Comparing ‘Logic’ and ‘preference’ is an exercise in futility from the get-go.
Why did God make apples the forbidden fruit instead of Brussels sprouts? Why do people always buy the same brand of bottled water when the same stuff, from the same hydrant but with a different label is on sale on the shelf next to it?
Why do we talk about ‘the birds and the bees’ instead of what the poodle is doing on the bride’s leg during the outdoor wedding that you planned all year? You could explain to the kids that the reason for the wedding in the first place is so the groom can do that to the bride himself…or already has at least once too often.
Why would someone buy a cabbage patch doll and never take it out of the box?
Why do I reply to these questions instead of someone who knows the answer?

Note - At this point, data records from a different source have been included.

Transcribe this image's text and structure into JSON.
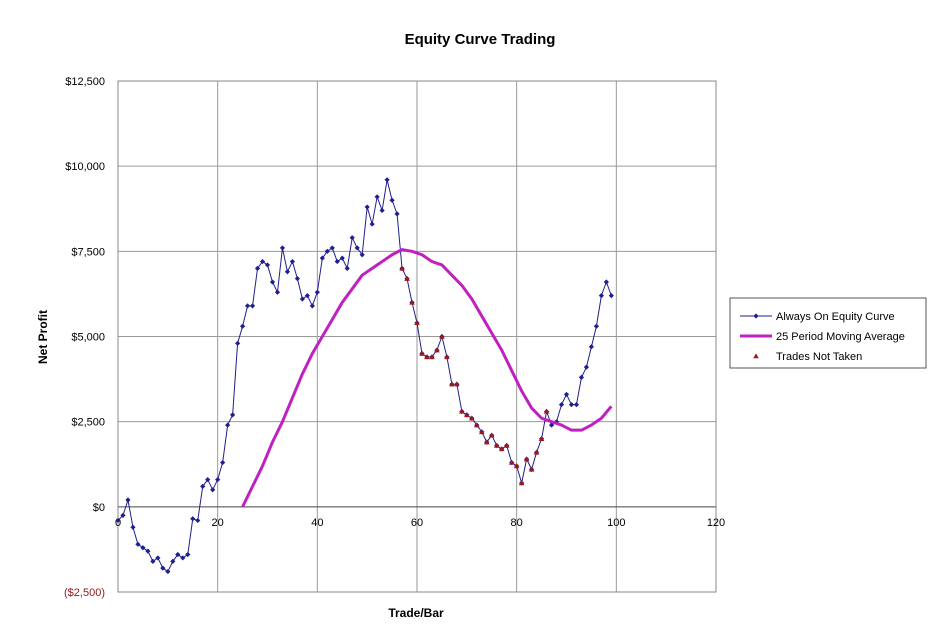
{
  "chart_data": {
    "type": "line",
    "title": "Equity Curve Trading",
    "xlabel": "Trade/Bar",
    "ylabel": "Net Profit",
    "xlim": [
      0,
      120
    ],
    "ylim": [
      -2500,
      12500
    ],
    "x_ticks": [
      0,
      20,
      40,
      60,
      80,
      100,
      120
    ],
    "x_tick_labels": [
      "0",
      "20",
      "40",
      "60",
      "80",
      "100",
      "120"
    ],
    "y_ticks": [
      -2500,
      0,
      2500,
      5000,
      7500,
      10000,
      12500
    ],
    "y_tick_labels": [
      "($2,500)",
      "$0",
      "$2,500",
      "$5,000",
      "$7,500",
      "$10,000",
      "$12,500"
    ],
    "grid": true,
    "legend_position": "right",
    "series": [
      {
        "name": "Always On Equity Curve",
        "style": "line-markers-diamond",
        "color": "#1f1f8f",
        "x": [
          0,
          1,
          2,
          3,
          4,
          5,
          6,
          7,
          8,
          9,
          10,
          11,
          12,
          13,
          14,
          15,
          16,
          17,
          18,
          19,
          20,
          21,
          22,
          23,
          24,
          25,
          26,
          27,
          28,
          29,
          30,
          31,
          32,
          33,
          34,
          35,
          36,
          37,
          38,
          39,
          40,
          41,
          42,
          43,
          44,
          45,
          46,
          47,
          48,
          49,
          50,
          51,
          52,
          53,
          54,
          55,
          56,
          57,
          58,
          59,
          60,
          61,
          62,
          63,
          64,
          65,
          66,
          67,
          68,
          69,
          70,
          71,
          72,
          73,
          74,
          75,
          76,
          77,
          78,
          79,
          80,
          81,
          82,
          83,
          84,
          85,
          86,
          87,
          88,
          89,
          90,
          91,
          92,
          93,
          94,
          95,
          96,
          97,
          98,
          99
        ],
        "values": [
          -400,
          -250,
          200,
          -600,
          -1100,
          -1200,
          -1300,
          -1600,
          -1500,
          -1800,
          -1900,
          -1600,
          -1400,
          -1500,
          -1400,
          -350,
          -400,
          600,
          800,
          500,
          800,
          1300,
          2400,
          2700,
          4800,
          5300,
          5900,
          5900,
          7000,
          7200,
          7100,
          6600,
          6300,
          7600,
          6900,
          7200,
          6700,
          6100,
          6200,
          5900,
          6300,
          7300,
          7500,
          7600,
          7200,
          7300,
          7000,
          7900,
          7600,
          7400,
          8800,
          8300,
          9100,
          8700,
          9600,
          9000,
          8600,
          7000,
          6700,
          6000,
          5400,
          4500,
          4400,
          4400,
          4600,
          5000,
          4400,
          3600,
          3600,
          2800,
          2700,
          2600,
          2400,
          2200,
          1900,
          2100,
          1800,
          1700,
          1800,
          1300,
          1200,
          700,
          1400,
          1100,
          1600,
          2000,
          2800,
          2400,
          2500,
          3000,
          3300,
          3000,
          3000,
          3800,
          4100,
          4700,
          5300,
          6200,
          6600,
          6200
        ]
      },
      {
        "name": "25 Period Moving Average",
        "style": "line",
        "color": "#c020c0",
        "x": [
          25,
          27,
          29,
          31,
          33,
          35,
          37,
          39,
          41,
          43,
          45,
          47,
          49,
          51,
          53,
          55,
          57,
          59,
          61,
          63,
          65,
          67,
          69,
          71,
          73,
          75,
          77,
          79,
          81,
          83,
          85,
          87,
          89,
          91,
          93,
          95,
          97,
          99
        ],
        "values": [
          0,
          600,
          1200,
          1900,
          2500,
          3200,
          3900,
          4500,
          5000,
          5500,
          6000,
          6400,
          6800,
          7000,
          7200,
          7400,
          7550,
          7500,
          7400,
          7200,
          7100,
          6800,
          6500,
          6100,
          5600,
          5100,
          4600,
          4000,
          3400,
          2900,
          2600,
          2500,
          2400,
          2250,
          2250,
          2400,
          2600,
          2950
        ]
      },
      {
        "name": "Trades Not Taken",
        "style": "markers-triangle",
        "color": "#a01818",
        "x": [
          57,
          58,
          59,
          60,
          61,
          62,
          63,
          64,
          65,
          66,
          67,
          68,
          69,
          70,
          71,
          72,
          73,
          74,
          75,
          76,
          77,
          78,
          79,
          80,
          81,
          82,
          83,
          84,
          85,
          86
        ],
        "values": [
          7000,
          6700,
          6000,
          5400,
          4500,
          4400,
          4400,
          4600,
          5000,
          4400,
          3600,
          3600,
          2800,
          2700,
          2600,
          2400,
          2200,
          1900,
          2100,
          1800,
          1700,
          1800,
          1300,
          1200,
          700,
          1400,
          1100,
          1600,
          2000,
          2800
        ]
      }
    ]
  }
}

I’m sorry I haven’t sources, this is something I either picked up in a class or read in a book. But human children will generally eat what their parents tell them is acceptable (and when young will generally try to put everything int heir mouth). This makes sense since the adults will usually have a clue as to what is edible and what is poisonous. As humans get older they become more reluctant to try new foods. This also makes sense since trying that pretty berry over there that you have always been told to avoid will probably make you sick. So food dislikes or aversions tend to last and a willingness to try new foods is low and much lower if not introduced by authority figures. I do not think there is anything at all to the idea that finicky eaters are spoiled or eating a variety of things makes you more moral. I’m not sure how well this relates, but the early settlers from Europe in the Americas almost starved to death (well some did) primarily because they avoided all the abundant food that they didn’t recognize. They didn’t want to eat the seafood, because the European waters were bad. They didn’t want to eat tomatoes because they thought them poisonous. etc. I’d imagine that diversity of diet increases as various foods become available to children.